This collection of three buttons is from an Apple Distinguished Educator (ADE) event during which ADEs learned about the “Yes, and…” principle of improvisational comedy, or “improv.”
Improv comedy performers work together to “define the parameters and action of the scene, in a process of co-creation.” An improv performer must accept the premise of another performer (i.e., “yes,”) and then add to it (i.e., “and…”). “It is the responsibility of the other improvisers to accept the offers that their fellow performers make… Accepting an offer is usually accompanied by adding a new offer, often building on the earlier one” (Wikipedia).
Modern improvisational comedy began to be formalized in Chicago, through exercises developed by Viola Spolin, who influenced “the first generation of modern American improvisers at The Compass Players in Chicago, which led to The Second City” (Wikipedia).

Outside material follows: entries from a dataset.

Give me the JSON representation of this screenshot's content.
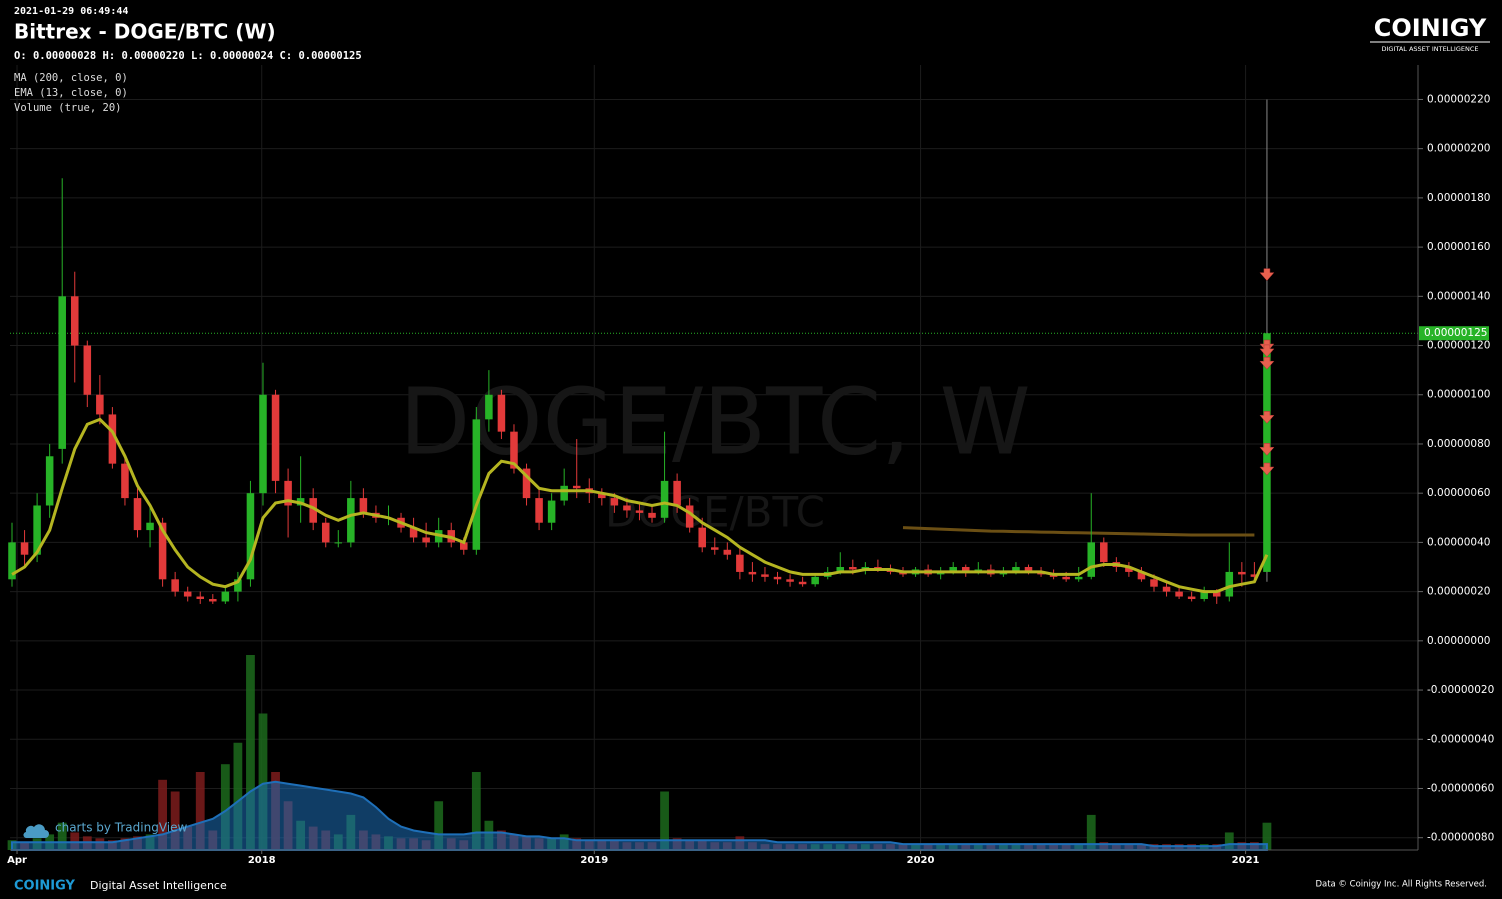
{
  "timestamp": "2021-01-29 06:49:44",
  "title": "Bittrex - DOGE/BTC (W)",
  "ohlc_line": "O: 0.00000028 H: 0.00000220 L: 0.00000024 C: 0.00000125",
  "indicators": [
    "MA (200, close, 0)",
    "EMA (13, close, 0)",
    "Volume (true, 20)"
  ],
  "watermark": "DOGE/BTC, W",
  "watermark_sub": "DOGE/BTC",
  "logo": {
    "name": "COINIGY",
    "tagline": "DIGITAL ASSET INTELLIGENCE"
  },
  "footer": {
    "brand": "COINIGY",
    "tagline": "Digital Asset Intelligence",
    "copyright": "Data © Coinigy Inc.  All Rights Reserved.",
    "credit": "charts by TradingView"
  },
  "chart_data": {
    "type": "candlestick",
    "up_color": "#27b327",
    "down_color": "#e23a3a",
    "ema_color": "#b5b521",
    "ma_color": "#6b4f14",
    "volume_ma_color": "#1e6fb8",
    "up_volume_color": "#1c6a1c",
    "down_volume_color": "#7c1c1c",
    "marker_color": "#e8604e",
    "grid": true,
    "ylim": [
      -8.5e-07,
      2.34e-06
    ],
    "yticks": [
      {
        "value": -8e-07,
        "label": "-0.00000080"
      },
      {
        "value": -6e-07,
        "label": "-0.00000060"
      },
      {
        "value": -4e-07,
        "label": "-0.00000040"
      },
      {
        "value": -2e-07,
        "label": "-0.00000020"
      },
      {
        "value": 0,
        "label": "0.00000000"
      },
      {
        "value": 2e-07,
        "label": "0.00000020"
      },
      {
        "value": 4e-07,
        "label": "0.00000040"
      },
      {
        "value": 6e-07,
        "label": "0.00000060"
      },
      {
        "value": 8e-07,
        "label": "0.00000080"
      },
      {
        "value": 1e-06,
        "label": "0.00000100"
      },
      {
        "value": 1.2e-06,
        "label": "0.00000120"
      },
      {
        "value": 1.4e-06,
        "label": "0.00000140"
      },
      {
        "value": 1.6e-06,
        "label": "0.00000160"
      },
      {
        "value": 1.8e-06,
        "label": "0.00000180"
      },
      {
        "value": 2e-06,
        "label": "0.00000200"
      },
      {
        "value": 2.2e-06,
        "label": "0.00000220"
      }
    ],
    "xlim": [
      -0.16,
      111.4
    ],
    "xticks": [
      {
        "value": 0.4,
        "label": "Apr"
      },
      {
        "value": 19.9,
        "label": "2018"
      },
      {
        "value": 46.4,
        "label": "2019"
      },
      {
        "value": 72.4,
        "label": "2020"
      },
      {
        "value": 98.3,
        "label": "2021"
      }
    ],
    "last_price": {
      "value": 1.25e-06,
      "label": "0.00000125"
    },
    "markers": [
      1.48e-06,
      1.19e-06,
      1.17e-06,
      1.12e-06,
      9e-07,
      7.7e-07,
      6.9e-07
    ],
    "candles": [
      [
        2.5e-07,
        4.8e-07,
        2.2e-07,
        4e-07
      ],
      [
        4e-07,
        4.5e-07,
        3e-07,
        3.5e-07
      ],
      [
        3.5e-07,
        6e-07,
        3.2e-07,
        5.5e-07
      ],
      [
        5.5e-07,
        8e-07,
        5e-07,
        7.5e-07
      ],
      [
        7.8e-07,
        1.88e-06,
        7.2e-07,
        1.4e-06
      ],
      [
        1.4e-06,
        1.5e-06,
        1.05e-06,
        1.2e-06
      ],
      [
        1.2e-06,
        1.22e-06,
        9.5e-07,
        1e-06
      ],
      [
        1e-06,
        1.08e-06,
        8.8e-07,
        9.2e-07
      ],
      [
        9.2e-07,
        9.5e-07,
        7e-07,
        7.2e-07
      ],
      [
        7.2e-07,
        7.5e-07,
        5.5e-07,
        5.8e-07
      ],
      [
        5.8e-07,
        6.2e-07,
        4.2e-07,
        4.5e-07
      ],
      [
        4.5e-07,
        5.5e-07,
        3.8e-07,
        4.8e-07
      ],
      [
        4.8e-07,
        5e-07,
        2.2e-07,
        2.5e-07
      ],
      [
        2.5e-07,
        2.8e-07,
        1.8e-07,
        2e-07
      ],
      [
        2e-07,
        2.2e-07,
        1.6e-07,
        1.8e-07
      ],
      [
        1.8e-07,
        2e-07,
        1.5e-07,
        1.7e-07
      ],
      [
        1.7e-07,
        1.9e-07,
        1.5e-07,
        1.6e-07
      ],
      [
        1.6e-07,
        2.2e-07,
        1.5e-07,
        2e-07
      ],
      [
        2e-07,
        2.8e-07,
        1.6e-07,
        2.5e-07
      ],
      [
        2.5e-07,
        6.5e-07,
        2.2e-07,
        6e-07
      ],
      [
        6e-07,
        1.13e-06,
        5.5e-07,
        1e-06
      ],
      [
        1e-06,
        1.02e-06,
        6e-07,
        6.5e-07
      ],
      [
        6.5e-07,
        7e-07,
        4.2e-07,
        5.5e-07
      ],
      [
        5.5e-07,
        7.5e-07,
        4.8e-07,
        5.8e-07
      ],
      [
        5.8e-07,
        6.2e-07,
        4.5e-07,
        4.8e-07
      ],
      [
        4.8e-07,
        5e-07,
        3.8e-07,
        4e-07
      ],
      [
        4e-07,
        4.5e-07,
        3.8e-07,
        4e-07
      ],
      [
        4e-07,
        6.5e-07,
        3.8e-07,
        5.8e-07
      ],
      [
        5.8e-07,
        6.2e-07,
        5e-07,
        5.2e-07
      ],
      [
        5.2e-07,
        5.5e-07,
        4.8e-07,
        5e-07
      ],
      [
        5e-07,
        5.5e-07,
        4.7e-07,
        5e-07
      ],
      [
        5e-07,
        5.2e-07,
        4.4e-07,
        4.6e-07
      ],
      [
        4.6e-07,
        5e-07,
        4e-07,
        4.2e-07
      ],
      [
        4.2e-07,
        4.8e-07,
        3.8e-07,
        4e-07
      ],
      [
        4e-07,
        5e-07,
        3.8e-07,
        4.5e-07
      ],
      [
        4.5e-07,
        4.8e-07,
        3.8e-07,
        4e-07
      ],
      [
        4e-07,
        4.2e-07,
        3.5e-07,
        3.7e-07
      ],
      [
        3.7e-07,
        9.5e-07,
        3.5e-07,
        9e-07
      ],
      [
        9e-07,
        1.1e-06,
        8.5e-07,
        1e-06
      ],
      [
        1e-06,
        1.02e-06,
        8.2e-07,
        8.5e-07
      ],
      [
        8.5e-07,
        8.8e-07,
        6.8e-07,
        7e-07
      ],
      [
        7e-07,
        7.2e-07,
        5.5e-07,
        5.8e-07
      ],
      [
        5.8e-07,
        6.2e-07,
        4.5e-07,
        4.8e-07
      ],
      [
        4.8e-07,
        6e-07,
        4.5e-07,
        5.7e-07
      ],
      [
        5.7e-07,
        7e-07,
        5.5e-07,
        6.3e-07
      ],
      [
        6.3e-07,
        8.2e-07,
        5.8e-07,
        6.2e-07
      ],
      [
        6.2e-07,
        6.6e-07,
        5.6e-07,
        6e-07
      ],
      [
        6e-07,
        6.2e-07,
        5.5e-07,
        5.8e-07
      ],
      [
        5.8e-07,
        6e-07,
        5.2e-07,
        5.5e-07
      ],
      [
        5.5e-07,
        5.8e-07,
        5e-07,
        5.3e-07
      ],
      [
        5.3e-07,
        5.6e-07,
        4.9e-07,
        5.2e-07
      ],
      [
        5.2e-07,
        5.5e-07,
        4.8e-07,
        5e-07
      ],
      [
        5e-07,
        8.5e-07,
        4.8e-07,
        6.5e-07
      ],
      [
        6.5e-07,
        6.8e-07,
        5.2e-07,
        5.5e-07
      ],
      [
        5.5e-07,
        5.8e-07,
        4.4e-07,
        4.6e-07
      ],
      [
        4.6e-07,
        5e-07,
        3.6e-07,
        3.8e-07
      ],
      [
        3.8e-07,
        4.2e-07,
        3.5e-07,
        3.7e-07
      ],
      [
        3.7e-07,
        4e-07,
        3.3e-07,
        3.5e-07
      ],
      [
        3.5e-07,
        3.8e-07,
        2.5e-07,
        2.8e-07
      ],
      [
        2.8e-07,
        3.2e-07,
        2.4e-07,
        2.7e-07
      ],
      [
        2.7e-07,
        3e-07,
        2.4e-07,
        2.6e-07
      ],
      [
        2.6e-07,
        2.8e-07,
        2.3e-07,
        2.5e-07
      ],
      [
        2.5e-07,
        2.7e-07,
        2.2e-07,
        2.4e-07
      ],
      [
        2.4e-07,
        2.6e-07,
        2.2e-07,
        2.3e-07
      ],
      [
        2.3e-07,
        2.7e-07,
        2.2e-07,
        2.6e-07
      ],
      [
        2.6e-07,
        3e-07,
        2.5e-07,
        2.8e-07
      ],
      [
        2.8e-07,
        3.6e-07,
        2.7e-07,
        3e-07
      ],
      [
        3e-07,
        3.3e-07,
        2.7e-07,
        2.9e-07
      ],
      [
        2.9e-07,
        3.2e-07,
        2.7e-07,
        3e-07
      ],
      [
        3e-07,
        3.3e-07,
        2.8e-07,
        2.9e-07
      ],
      [
        2.9e-07,
        3.1e-07,
        2.7e-07,
        2.8e-07
      ],
      [
        2.8e-07,
        3e-07,
        2.6e-07,
        2.7e-07
      ],
      [
        2.7e-07,
        3e-07,
        2.6e-07,
        2.9e-07
      ],
      [
        2.9e-07,
        3.1e-07,
        2.6e-07,
        2.7e-07
      ],
      [
        2.7e-07,
        3e-07,
        2.5e-07,
        2.8e-07
      ],
      [
        2.8e-07,
        3.2e-07,
        2.7e-07,
        3e-07
      ],
      [
        3e-07,
        3.1e-07,
        2.6e-07,
        2.8e-07
      ],
      [
        2.8e-07,
        3.2e-07,
        2.7e-07,
        2.9e-07
      ],
      [
        2.9e-07,
        3.1e-07,
        2.6e-07,
        2.7e-07
      ],
      [
        2.7e-07,
        3e-07,
        2.6e-07,
        2.8e-07
      ],
      [
        2.8e-07,
        3.2e-07,
        2.7e-07,
        3e-07
      ],
      [
        3e-07,
        3.1e-07,
        2.7e-07,
        2.8e-07
      ],
      [
        2.8e-07,
        3e-07,
        2.6e-07,
        2.7e-07
      ],
      [
        2.7e-07,
        2.9e-07,
        2.5e-07,
        2.6e-07
      ],
      [
        2.6e-07,
        2.8e-07,
        2.4e-07,
        2.5e-07
      ],
      [
        2.5e-07,
        3e-07,
        2.4e-07,
        2.6e-07
      ],
      [
        2.6e-07,
        6e-07,
        2.5e-07,
        4e-07
      ],
      [
        4e-07,
        4.2e-07,
        3e-07,
        3.2e-07
      ],
      [
        3.2e-07,
        3.4e-07,
        2.8e-07,
        3e-07
      ],
      [
        3e-07,
        3.2e-07,
        2.6e-07,
        2.8e-07
      ],
      [
        2.8e-07,
        3e-07,
        2.4e-07,
        2.5e-07
      ],
      [
        2.5e-07,
        2.7e-07,
        2e-07,
        2.2e-07
      ],
      [
        2.2e-07,
        2.4e-07,
        1.8e-07,
        2e-07
      ],
      [
        2e-07,
        2.2e-07,
        1.7e-07,
        1.8e-07
      ],
      [
        1.8e-07,
        2e-07,
        1.6e-07,
        1.7e-07
      ],
      [
        1.7e-07,
        2.2e-07,
        1.6e-07,
        2e-07
      ],
      [
        2e-07,
        2.1e-07,
        1.5e-07,
        1.8e-07
      ],
      [
        1.8e-07,
        4e-07,
        1.6e-07,
        2.8e-07
      ],
      [
        2.8e-07,
        3.2e-07,
        2.2e-07,
        2.7e-07
      ],
      [
        2.7e-07,
        3.2e-07,
        2.4e-07,
        2.6e-07
      ],
      [
        2.8e-07,
        2.2e-06,
        2.4e-07,
        1.25e-06
      ]
    ],
    "ema": [
      2.7e-07,
      3e-07,
      3.6e-07,
      4.5e-07,
      6.2e-07,
      7.8e-07,
      8.8e-07,
      9e-07,
      8.5e-07,
      7.5e-07,
      6.3e-07,
      5.5e-07,
      4.5e-07,
      3.7e-07,
      3e-07,
      2.6e-07,
      2.3e-07,
      2.2e-07,
      2.4e-07,
      3.3e-07,
      5e-07,
      5.6e-07,
      5.7e-07,
      5.6e-07,
      5.4e-07,
      5.1e-07,
      4.9e-07,
      5.1e-07,
      5.2e-07,
      5.1e-07,
      5e-07,
      4.8e-07,
      4.6e-07,
      4.4e-07,
      4.3e-07,
      4.2e-07,
      4e-07,
      5.5e-07,
      6.8e-07,
      7.3e-07,
      7.2e-07,
      6.7e-07,
      6.2e-07,
      6.1e-07,
      6.1e-07,
      6.1e-07,
      6.1e-07,
      6e-07,
      5.9e-07,
      5.7e-07,
      5.6e-07,
      5.5e-07,
      5.6e-07,
      5.5e-07,
      5.2e-07,
      4.8e-07,
      4.5e-07,
      4.2e-07,
      3.8e-07,
      3.5e-07,
      3.2e-07,
      3e-07,
      2.8e-07,
      2.7e-07,
      2.7e-07,
      2.7e-07,
      2.8e-07,
      2.8e-07,
      2.9e-07,
      2.9e-07,
      2.9e-07,
      2.8e-07,
      2.8e-07,
      2.8e-07,
      2.8e-07,
      2.8e-07,
      2.8e-07,
      2.8e-07,
      2.8e-07,
      2.8e-07,
      2.8e-07,
      2.8e-07,
      2.8e-07,
      2.7e-07,
      2.7e-07,
      2.7e-07,
      3e-07,
      3.1e-07,
      3.1e-07,
      3e-07,
      2.8e-07,
      2.6e-07,
      2.4e-07,
      2.2e-07,
      2.1e-07,
      2e-07,
      2e-07,
      2.2e-07,
      2.3e-07,
      2.4e-07,
      3.5e-07
    ],
    "ma": [
      null,
      null,
      null,
      null,
      null,
      null,
      null,
      null,
      null,
      null,
      null,
      null,
      null,
      null,
      null,
      null,
      null,
      null,
      null,
      null,
      null,
      null,
      null,
      null,
      null,
      null,
      null,
      null,
      null,
      null,
      null,
      null,
      null,
      null,
      null,
      null,
      null,
      null,
      null,
      null,
      null,
      null,
      null,
      null,
      null,
      null,
      null,
      null,
      null,
      null,
      null,
      null,
      null,
      null,
      null,
      null,
      null,
      null,
      null,
      null,
      null,
      null,
      null,
      null,
      null,
      null,
      null,
      null,
      null,
      null,
      null,
      4.6e-07,
      4.58e-07,
      4.56e-07,
      4.54e-07,
      4.52e-07,
      4.5e-07,
      4.48e-07,
      4.46e-07,
      4.45e-07,
      4.44e-07,
      4.43e-07,
      4.42e-07,
      4.41e-07,
      4.4e-07,
      4.39e-07,
      4.38e-07,
      4.37e-07,
      4.36e-07,
      4.35e-07,
      4.34e-07,
      4.33e-07,
      4.32e-07,
      4.31e-07,
      4.3e-07,
      4.3e-07,
      4.3e-07,
      4.3e-07,
      4.3e-07,
      4.3e-07
    ],
    "volume": [
      5,
      4,
      6,
      8,
      14,
      9,
      7,
      6,
      5,
      6,
      7,
      8,
      36,
      30,
      12,
      40,
      10,
      44,
      55,
      100,
      70,
      40,
      25,
      15,
      12,
      10,
      8,
      18,
      10,
      8,
      7,
      6,
      6,
      5,
      25,
      6,
      5,
      40,
      15,
      10,
      8,
      7,
      6,
      6,
      8,
      6,
      5,
      5,
      5,
      4,
      4,
      4,
      30,
      6,
      5,
      5,
      4,
      4,
      7,
      4,
      3,
      3,
      3,
      3,
      3,
      3,
      3,
      3,
      3,
      3,
      3,
      3,
      3,
      3,
      3,
      3,
      3,
      3,
      3,
      3,
      3,
      3,
      3,
      3,
      3,
      3,
      18,
      4,
      3,
      3,
      3,
      3,
      3,
      3,
      3,
      3,
      3,
      9,
      4,
      4,
      14
    ],
    "volume_ma": [
      4,
      4,
      4,
      4,
      4,
      4,
      4,
      4,
      4,
      5,
      6,
      7,
      8,
      10,
      12,
      14,
      16,
      20,
      25,
      30,
      34,
      35,
      34,
      33,
      32,
      31,
      30,
      29,
      27,
      22,
      16,
      12,
      10,
      9,
      8,
      8,
      8,
      9,
      9,
      9,
      8,
      7,
      7,
      6,
      6,
      5,
      5,
      5,
      5,
      5,
      5,
      5,
      5,
      5,
      5,
      5,
      5,
      5,
      5,
      5,
      5,
      4,
      4,
      4,
      4,
      4,
      4,
      4,
      4,
      4,
      4,
      3,
      3,
      3,
      3,
      3,
      3,
      3,
      3,
      3,
      3,
      3,
      3,
      3,
      3,
      3,
      3,
      3,
      3,
      3,
      3,
      2,
      2,
      2,
      2,
      2,
      2,
      3,
      3,
      3,
      3
    ]
  }
}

At this ADE event, we used the “Yes!…and” idea as a foundation for educational collaboration. Educators worked in small groups with San Francisco-based improv performer/teacher Rebecca Stockley to learn the concept.
One of the white buttons features the Apple Distinguished Educators logo of the time (an iMac with a woodcut design with the Apple Distinguished Educators logotype) and the words Yes!…and, in the Myriad Apple font. Another button features the words Yes!…and, in the Myriad Apple font superimposed over a gray world map on a white button. A third, smaller button with a black background features the words Yes…And! in white in the Gill Sans font (used in the Newton product line from 1993–1998).